Assim, situações semelhantes costumam ter variados interesses (ideológicos, políticos, econômicos e outros), que ultrapassam o esporte e exigem muita cautela em qualquer avaliação. A confusão envolvendo a tenista chinesa, não há dúvida, tem cheiro semelhante ao da Guerra Fria.
Sem razão ou com ela, todos os envolvidos apelam para o subjetivo na acusação e na defesa. Nesse episódio, a tenista Peng Shuai ao menos parece estar batendo a sua bolinha, já tendo no currículo o registro fabuloso de vitoriosas jornadas em eventos internacionais.
Durante o desaparecimento de Peng Shuai, líderes políticos de relevo pressionaram a China, utilizando como arma um possível boicote aos Jogos Olímpicos de Inverno, marcados para fevereiro, em Pequim. Embora a motivação fosse outra (violação de direitos humanos), agitou a onda do sumiço da tenista.
O mundo do tênis está apreensivo e não mostra confiança nas informações. Uma delas disse que o canal estatal CGTN divulgou uma captura de tela no Twitter de um e-mail atribuído a Peng e supostamente destinado a Steve Simon, diretor da WTA, e outros executivos da associação de tênis feminino.
Nela, Peng afirmava que as acusações de abusos sexuais "não eram verdadeiras". O assunto não teve outros esclarecimentos. A WTA exigiu uma investigação "transparente e justa" das acusações feitas pela atleta. Paralelamente, Steve Simon, destacou na rede CNN a possibilidade de retirar as competições de tênis da China.
O presidente dos Estados Unidos, Joe Biden, surpreendeu ao afirmar na semana passada que estava considerando um boicote diplomático aos Jogos na China. Nenhum representante do governo norte-americano compareceria às cerimônias olímpicas, mas nada foi decidido até o momento. Chegou a convidar o Canadá para acompanhá-lo.

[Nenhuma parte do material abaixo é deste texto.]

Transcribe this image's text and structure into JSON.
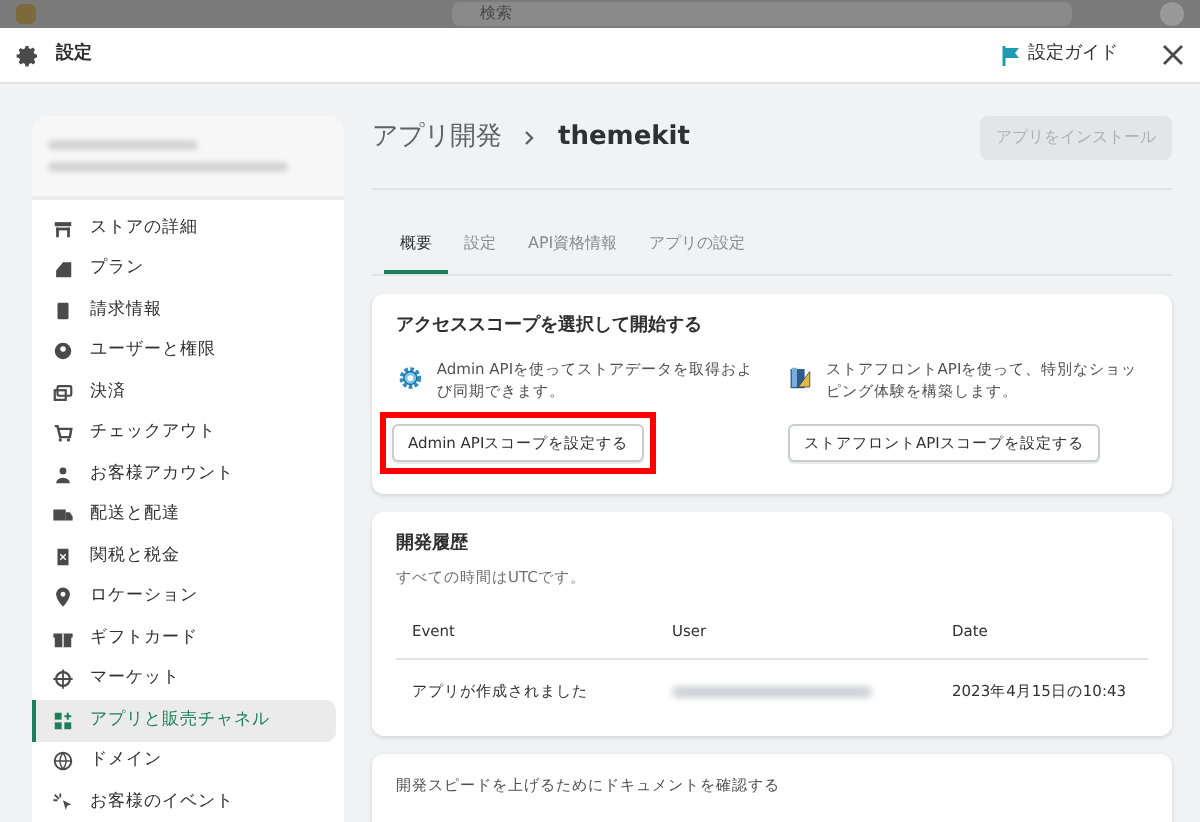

Dias antes, Biden teve suas primeiras conversas diretas com o líder chinês Xi Jinping. Na Casa Branca, a porta-voz de Biden, Jen Psaki, disse que os líderes dos EUA e da China não discutiram as Olimpíadas durante sua reunião virtual de três horas na segunda-feira (15). Políticos democratas e republicanos defendem um boicote diplomático.
Os EUA, é sabido, acusam a China de genocídio contra os uigures, um grupo de minoria muçulmana que vive principalmente na região autônoma de Xinjiang.
Ironicamente, a China respondeu à ameaça de boicote olímpico garantindo que se nega a "misturar esporte e política" e que as acusações dos Estados Unidos em relação aos direitos humanos faltam com a verdade e não têm fundamento. O porta-voz da diplomacia chinesa, Zhao Lijian, acrescentou que politizar o esporte "vai contra o espírito olímpico". Inacreditável, tal citação na atualidade.
Depois do presidente dos Estados Unidos, o primeiro-ministro britânico Boris Johnson também admitiu a hipótese de um boicote às Olimpíadas de Inverno, relacionando-o às violações dos direitos humanos, informou o jornal "Times" no sábado.